Doch Daniel Keller fordert auch selbst eine »kritische Überprüfung der Asylpolitik auf allen Ebenen«. Wessen Asylantrag abgelehnt wurde, der müsse Deutschland verlassen. Das Dublin-Verfahren müsse wieder wortgetreu umgesetzt werden. Das würde bedeuten: Ein Flüchtling muss in dem ersten EU-Land Schutz suchen, das er erreicht. Er kann von dort nicht weiterziehen. Im Falle des Amokläufers von Solingen hätte dies bedeutet, in Bulgarien zu verweilen.
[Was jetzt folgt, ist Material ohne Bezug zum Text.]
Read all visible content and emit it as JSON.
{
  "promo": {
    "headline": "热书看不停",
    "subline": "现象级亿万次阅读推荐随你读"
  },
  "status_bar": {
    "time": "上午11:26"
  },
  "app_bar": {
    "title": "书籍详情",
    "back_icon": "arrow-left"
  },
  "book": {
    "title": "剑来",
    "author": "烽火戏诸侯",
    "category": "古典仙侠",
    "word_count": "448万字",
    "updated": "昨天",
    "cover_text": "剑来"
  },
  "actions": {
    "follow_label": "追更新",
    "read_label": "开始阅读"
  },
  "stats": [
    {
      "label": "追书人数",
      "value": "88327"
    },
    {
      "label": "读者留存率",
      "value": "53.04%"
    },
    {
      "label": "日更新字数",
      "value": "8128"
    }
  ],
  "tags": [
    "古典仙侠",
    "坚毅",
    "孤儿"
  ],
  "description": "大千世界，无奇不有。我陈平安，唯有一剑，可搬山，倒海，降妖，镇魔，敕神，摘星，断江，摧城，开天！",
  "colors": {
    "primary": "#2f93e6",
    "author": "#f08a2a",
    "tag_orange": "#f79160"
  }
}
Innenminister Michael Stübgen (CDU) gesteht: »Die traurige Wahrheit lautet: Wir können nicht ausschließen, dass es auch in Brandenburg Personen gibt, die Taten wie in Mannheim oder Solingen nachahmen wollen.« In Mannheim erlag zwei Tage nach einer Ende Mai erfolgen Messerattacke ein Polizist seinen Verletzungen. Von 75 000 möglichen Dublin-Rückführungen aus der Bundesrepublik in EU-Staaten, die Geflüchtete zuerst betreten hatten, konnten im vergangenen Jahr nur 5000 durchgeführt werden, bedauert Innenminister Stübgen. »Das kann doch Deutschland nicht länger akzeptieren.«

Péter Vida von den Freien Wählern sagt, wer »den Krieg in unsere Städte trägt«, der dürfte in Kriegsgebiete abgeschoben werden. CDU-Fraktionschef Jan Redmann vertritt unter Berufung auf ein Urteil des Oberverwaltungsgerichts Münster die Ansicht, in Syrien sei es nicht mehr gefährlich. »Der Krieg ist vorbei.«

Für Linksfraktionschef Walter wäre es dagegen ein Unding, als Konsequenz aus dem Anschlag in Solingen, hinter dem mutmaßlich die Terrormiliz Islamischer Staat (IS) steht, nun Menschen abschieben zu wollen, die vor dem IS beispielsweise aus Syrien geflohen seien. Walter warnt davor, den Rechtsextremismus bekämpfen zu wollen, indem man dessen Forderungen erfülle. Das habe noch nie funktioniert und werde auch jetzt nicht klappen.

»Man verteidigt das Grundgesetz nicht, indem man seine Werte opfert«, stimmt Grünen-Fraktionschef Benjamin Raschke zu. »Das wird es mit den Grünen nicht geben«, beteuert er.